Eleven levels higher she found herself on an empty, circular platform. Now she could look down into the center of the ship. She expected to find propulsion devices, or perhaps a nuclear reactor. But when she pointed her flashlight down into the darkened core, it revealed banks and banks of circuit cards. The entire ship was wrapped around a huge computer.
Many cards had been knocked out of their sockets by the crash-landing; some hung loosely out of their card cages, and other slots were empty. The cylinder extended most of the length of the ship; it was half-full of water. Beneath the water, the floor of the cylinder was littered with loose cards.
A couple of card cages extended high enough for her to reach them; she climbed over the railing, hung on, and pulled one of the loose cards free.
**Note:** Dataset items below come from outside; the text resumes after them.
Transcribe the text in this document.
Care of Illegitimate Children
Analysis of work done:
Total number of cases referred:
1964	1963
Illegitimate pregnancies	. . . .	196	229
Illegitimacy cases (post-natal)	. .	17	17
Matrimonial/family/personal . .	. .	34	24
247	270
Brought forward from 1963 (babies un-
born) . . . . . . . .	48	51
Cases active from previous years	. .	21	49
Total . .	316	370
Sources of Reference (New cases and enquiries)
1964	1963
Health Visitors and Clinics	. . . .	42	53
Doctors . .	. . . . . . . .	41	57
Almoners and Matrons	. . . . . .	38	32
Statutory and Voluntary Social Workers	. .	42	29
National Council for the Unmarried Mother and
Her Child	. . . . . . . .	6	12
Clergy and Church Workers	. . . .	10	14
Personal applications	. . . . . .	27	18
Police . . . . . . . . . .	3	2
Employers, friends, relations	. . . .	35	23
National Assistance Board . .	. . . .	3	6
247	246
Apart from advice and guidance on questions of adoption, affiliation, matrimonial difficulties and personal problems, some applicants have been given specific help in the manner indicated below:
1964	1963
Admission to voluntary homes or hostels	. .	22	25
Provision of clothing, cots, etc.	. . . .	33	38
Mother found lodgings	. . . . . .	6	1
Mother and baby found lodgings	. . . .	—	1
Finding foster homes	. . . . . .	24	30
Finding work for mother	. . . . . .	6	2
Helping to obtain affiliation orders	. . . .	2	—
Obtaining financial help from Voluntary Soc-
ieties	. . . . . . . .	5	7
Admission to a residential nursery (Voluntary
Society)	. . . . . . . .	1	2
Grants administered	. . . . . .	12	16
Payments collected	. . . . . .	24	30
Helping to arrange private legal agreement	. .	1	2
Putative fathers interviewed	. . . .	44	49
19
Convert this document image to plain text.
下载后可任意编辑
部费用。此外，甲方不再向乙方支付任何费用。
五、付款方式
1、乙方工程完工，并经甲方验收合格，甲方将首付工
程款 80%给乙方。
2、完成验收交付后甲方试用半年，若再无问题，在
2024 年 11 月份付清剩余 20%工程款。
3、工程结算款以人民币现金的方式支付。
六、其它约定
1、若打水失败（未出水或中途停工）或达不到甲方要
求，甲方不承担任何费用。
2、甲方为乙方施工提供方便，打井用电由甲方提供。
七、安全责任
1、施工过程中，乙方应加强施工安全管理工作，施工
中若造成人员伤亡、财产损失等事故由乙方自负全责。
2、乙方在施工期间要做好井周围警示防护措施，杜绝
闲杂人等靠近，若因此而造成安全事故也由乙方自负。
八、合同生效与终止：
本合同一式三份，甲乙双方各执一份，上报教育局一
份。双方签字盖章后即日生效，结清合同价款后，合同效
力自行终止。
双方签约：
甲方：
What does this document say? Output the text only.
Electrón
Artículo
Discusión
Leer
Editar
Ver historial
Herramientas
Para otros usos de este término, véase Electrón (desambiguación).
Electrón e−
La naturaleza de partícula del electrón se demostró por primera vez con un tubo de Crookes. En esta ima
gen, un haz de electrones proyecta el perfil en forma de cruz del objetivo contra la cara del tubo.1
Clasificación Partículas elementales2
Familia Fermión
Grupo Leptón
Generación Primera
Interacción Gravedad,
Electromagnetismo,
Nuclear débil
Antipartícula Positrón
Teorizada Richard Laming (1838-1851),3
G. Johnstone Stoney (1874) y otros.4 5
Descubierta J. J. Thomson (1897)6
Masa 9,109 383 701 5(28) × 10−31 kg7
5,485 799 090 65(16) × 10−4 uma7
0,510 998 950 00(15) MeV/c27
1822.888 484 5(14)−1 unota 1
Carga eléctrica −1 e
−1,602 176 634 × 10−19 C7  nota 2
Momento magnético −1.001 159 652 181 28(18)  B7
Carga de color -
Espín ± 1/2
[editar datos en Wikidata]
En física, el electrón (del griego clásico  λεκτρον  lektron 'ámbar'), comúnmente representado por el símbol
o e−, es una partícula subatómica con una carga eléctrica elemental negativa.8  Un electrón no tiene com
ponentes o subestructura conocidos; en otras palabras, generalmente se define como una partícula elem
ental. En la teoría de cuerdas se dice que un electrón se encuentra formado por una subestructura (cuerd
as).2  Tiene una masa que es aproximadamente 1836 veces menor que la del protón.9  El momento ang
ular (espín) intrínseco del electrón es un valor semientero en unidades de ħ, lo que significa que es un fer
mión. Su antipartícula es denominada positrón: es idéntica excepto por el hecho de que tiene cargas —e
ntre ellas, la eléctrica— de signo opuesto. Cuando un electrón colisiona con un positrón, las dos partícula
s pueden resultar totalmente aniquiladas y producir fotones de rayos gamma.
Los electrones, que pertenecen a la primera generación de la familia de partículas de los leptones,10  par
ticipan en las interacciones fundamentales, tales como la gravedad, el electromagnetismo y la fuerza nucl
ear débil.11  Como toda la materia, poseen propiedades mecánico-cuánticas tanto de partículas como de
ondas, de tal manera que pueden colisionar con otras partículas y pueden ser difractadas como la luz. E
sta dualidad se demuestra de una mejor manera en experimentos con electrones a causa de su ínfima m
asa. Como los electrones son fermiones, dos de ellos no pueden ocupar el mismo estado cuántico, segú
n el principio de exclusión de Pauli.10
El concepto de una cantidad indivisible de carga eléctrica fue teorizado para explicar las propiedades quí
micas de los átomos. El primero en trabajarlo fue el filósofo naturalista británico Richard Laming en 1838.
It was a very unusual design, Caroline realized. She knew something about electronics, and she knew no real computer had ever been this simple. The card contained banks of identical, three-legged components that looked for all the world like big transistors. But there was no intricacy to their connection pattern; the components were all simply wired in parallel. Instead of a card-edge connector, the card mated to its cage through a three-prong plug.
Shaking her head, Caroline put the card aside and called the elevator for the next level.
Above the circular gallery the ship began to taper rapidly, until she reached the highest level, which consisted of a single circular room. It was the bridge. There were no obvious controls, only some dark screens and a few chairs. Caroline sat in the captain's seat, which swiveled around to face all the screens, the other chairs, or the elevator door. She thought out her options.
In real life she'd never dream of trying to fly the ship out, but in the game universe of Lawrence's world it might be possible. There was no obvious propulsion system; the computer in the middle of the ship must therefore have something to do with moving the ship around, just as Prime Intellect…
Caroline blinked. Of course!
It had been six hundred years, and Caroline hadn't been lucid enough at the time to be aware of Prime Intellect's awakening, or its unique hardware. But she had heard the tale once or twice in passing. The original hardware hadn't been very important any more by the time Caroline was healthy enough to appreciate it, and things had been happening fast. But somehow she did know that Prime Intellect had originally been built with these deceptively simple circuit boards.
She had found plenty of tools, and the ship had power. It wasn't out of the question for her to replace all the cards, at least above the water line, and try to power it up. For that matter it might be possible to pump the water out faster than it could re-enter the chamber, so she could replace all the cards.
She swiveled in the chair, and frowned. She wasn't going to do it that way. Forget it. Even if it was what Lawrence intended, it would seem like a tacit approval of Prime Intellect and its way of doing things to awaken this copy.
She was going to make it to Lawrence the right way. She was going to build a boat.